The Canadian League of Composers and the Canadian Music Centre are thrilled to announce Dylan Robinson as the winner of the 2023 Friends of Canadian Music Award. Dylan has selected Sherryl Sewepagaham to receive support as an emerging artist.
Dylan Robinson is one of the most important musical scholars working in Canada today. A xwélmexw artist, curator, and writer, his research focuses on “the sensory politics of Indigenous activism and the arts, and questions how Indigenous rights and settler colonialism are embodied and spatialized in public space.” Dylan’s critically acclaimed 2020 book Hungry Listening: Resonant Theory for Indigenous Sound Studies has become mandatory reading for Canadian composers, performers, musicologists, and really anyone curious about the world of Canadian contemporary classical music. From 2015-2022, Dylan served as the Canada Research Chair in Indigenous Arts at Queen’s University, and in June 2022 2021 was appointed as an Associate Professor at the University of British Columbia School of Music. His current work focuses on interdisciplinary performance practices for classical and new music. He is also chair of the Canadian Music Centre’s Indigenous Advisory Council. Across the various forms his research and practice take, he seeks to prioritise Indigenous resurgence and convey the sensory vitality of Indigenous life.
As one of our jury members said: sometimes friends are there to pat you on the back and tell you what a good job you’ve done, but other times, friends let you know that you need to get your proverbial stuff together. Dylan’s fearless and incisive work has raised critically important questions, holding up a mirror to Canada’s musical community, both past and present, and asking us all to question long-held assumptions and confront uncomfortable truths about our community. This is especially true for legacy organizations such as the CLC and the CMC. Both organizations have their roots in 1950s cultural policy that prioritized European and settler forms of art-making (including the use of Indigenous Cultural Intellectual Property) during a time of violent state policies targeting Indigenous communities including residential schools, the Potlatch ban, and the 60s scoop. We are incredibly grateful to Dylan for undertaking this work.

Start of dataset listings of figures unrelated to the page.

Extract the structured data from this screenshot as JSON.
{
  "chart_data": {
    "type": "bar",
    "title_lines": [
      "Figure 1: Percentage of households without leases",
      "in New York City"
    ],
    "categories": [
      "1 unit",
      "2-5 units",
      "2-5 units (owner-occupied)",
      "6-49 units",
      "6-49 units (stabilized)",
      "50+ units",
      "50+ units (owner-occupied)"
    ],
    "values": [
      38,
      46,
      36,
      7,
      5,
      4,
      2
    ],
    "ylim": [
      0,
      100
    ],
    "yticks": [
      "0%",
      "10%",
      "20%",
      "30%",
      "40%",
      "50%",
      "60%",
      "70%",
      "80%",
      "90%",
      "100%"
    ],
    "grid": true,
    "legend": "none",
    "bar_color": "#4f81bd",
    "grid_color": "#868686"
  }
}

Sherryl Sewepagaham has an extensive career as a Cree singer-songwriter but has recently started to compose works for choirs, including Musica Intima, the Canadian Chamber Choir, and ProCoro Canada. Her work integrates Cree language into different musical forms that put those musical forms into the service of Cree language pronunciation and word meaning. While a typical compositional process might involve making Cree language fit Western musical forms, Sewepagaham’s work instead allows Cree language itself to sing. From an Indigenous perspective, Sewepagaham’s focus on Cree language demonstrates a sophisticated practice of Indigenous resurgence, where song is used – as Indigenous people have always done – as a primary vehicle to convey Indigenous knowledge.